First of all, visible light is a tiny fabric which transmits visual information via vibration. The difference between a transparent material and a non-transparent material is in their atomic and molecular structure. Some materials have a porous molecular structure, and some have a dense structure.
A sugar crystal is transparent, and it's also porous on the molecular level. The porosity of the structure gives the sugar molecule its transparency. This is because the vibration of the fabric of light is not fully absorbed due to the open spaces within the structure. This ensures that the vibrating fiber of visible light can permeate the porous structure and retain its vibration. The same can be said about any transparent material and any crystal.

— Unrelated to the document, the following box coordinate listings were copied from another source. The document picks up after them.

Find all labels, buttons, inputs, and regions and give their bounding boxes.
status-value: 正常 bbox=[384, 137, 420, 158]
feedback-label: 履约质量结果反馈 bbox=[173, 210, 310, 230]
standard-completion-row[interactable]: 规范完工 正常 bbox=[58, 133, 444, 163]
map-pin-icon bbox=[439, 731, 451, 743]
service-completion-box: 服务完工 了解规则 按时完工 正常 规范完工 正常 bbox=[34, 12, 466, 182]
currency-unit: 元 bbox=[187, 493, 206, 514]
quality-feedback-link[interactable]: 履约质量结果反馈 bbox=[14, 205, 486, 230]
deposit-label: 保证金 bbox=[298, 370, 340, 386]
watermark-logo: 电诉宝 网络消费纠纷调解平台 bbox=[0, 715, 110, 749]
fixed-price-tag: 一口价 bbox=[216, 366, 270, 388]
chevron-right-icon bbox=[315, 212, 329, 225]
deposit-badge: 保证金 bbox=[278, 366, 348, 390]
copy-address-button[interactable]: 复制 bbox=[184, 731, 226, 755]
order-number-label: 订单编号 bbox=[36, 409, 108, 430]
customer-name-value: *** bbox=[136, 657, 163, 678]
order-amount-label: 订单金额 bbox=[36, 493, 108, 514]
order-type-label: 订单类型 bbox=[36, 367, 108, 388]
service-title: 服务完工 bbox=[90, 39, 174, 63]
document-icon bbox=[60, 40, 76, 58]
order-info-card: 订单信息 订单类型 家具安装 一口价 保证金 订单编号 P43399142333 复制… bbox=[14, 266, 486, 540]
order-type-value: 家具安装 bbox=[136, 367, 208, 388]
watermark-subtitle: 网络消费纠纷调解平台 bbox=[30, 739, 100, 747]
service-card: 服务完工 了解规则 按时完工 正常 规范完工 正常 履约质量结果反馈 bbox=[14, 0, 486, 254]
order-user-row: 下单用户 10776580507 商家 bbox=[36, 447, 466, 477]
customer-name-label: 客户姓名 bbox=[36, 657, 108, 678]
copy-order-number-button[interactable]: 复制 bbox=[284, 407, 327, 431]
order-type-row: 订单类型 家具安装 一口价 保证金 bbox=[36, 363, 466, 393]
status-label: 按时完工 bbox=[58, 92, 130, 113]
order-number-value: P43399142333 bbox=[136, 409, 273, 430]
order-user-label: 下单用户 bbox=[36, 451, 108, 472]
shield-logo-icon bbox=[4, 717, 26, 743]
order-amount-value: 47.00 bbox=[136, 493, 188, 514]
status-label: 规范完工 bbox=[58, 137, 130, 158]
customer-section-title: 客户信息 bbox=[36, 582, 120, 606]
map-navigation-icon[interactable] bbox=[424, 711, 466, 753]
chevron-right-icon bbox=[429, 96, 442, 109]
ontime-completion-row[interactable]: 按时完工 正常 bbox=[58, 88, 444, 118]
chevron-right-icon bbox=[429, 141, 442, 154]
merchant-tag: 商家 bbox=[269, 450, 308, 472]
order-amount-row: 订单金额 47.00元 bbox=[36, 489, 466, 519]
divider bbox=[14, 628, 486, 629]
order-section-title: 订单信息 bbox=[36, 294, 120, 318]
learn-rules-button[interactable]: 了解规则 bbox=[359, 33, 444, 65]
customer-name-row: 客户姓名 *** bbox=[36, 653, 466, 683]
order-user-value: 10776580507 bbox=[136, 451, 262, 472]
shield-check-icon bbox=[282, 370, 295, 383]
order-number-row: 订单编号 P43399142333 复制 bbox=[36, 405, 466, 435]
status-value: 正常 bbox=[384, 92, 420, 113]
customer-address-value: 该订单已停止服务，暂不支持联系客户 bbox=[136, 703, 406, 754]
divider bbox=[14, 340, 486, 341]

Generally, the transparency of a material derives from the porosity of its structure as porosity is conductivity. Unlike the sugar crystal, titanium has a structure that has practically no spaces between the atoms; and that is why we can't see through it. Metals have a structure that is so tight and dense that all of the vibration of the fabric of light is being absorbed, which blocks all visual information.
Metals are not transparent because they have a dense structure which absorbs all of the vibration of the fabric of light.
Not so with the element "Lightning"
Lightning is said to be the most transparent element. A look at its atomic structure reveals why - the atomic structure of Lightning is very porous and has lots of space between the atoms. This has the effect that the vibration of the fabric of light is well-conducted and visual information is well-transmitted through the structure.
Generally speaking, everything transparent; including water, glass, plastic, crystals , etc; has a porous structure which is capable of conducting the vibration of the fabric of visible light.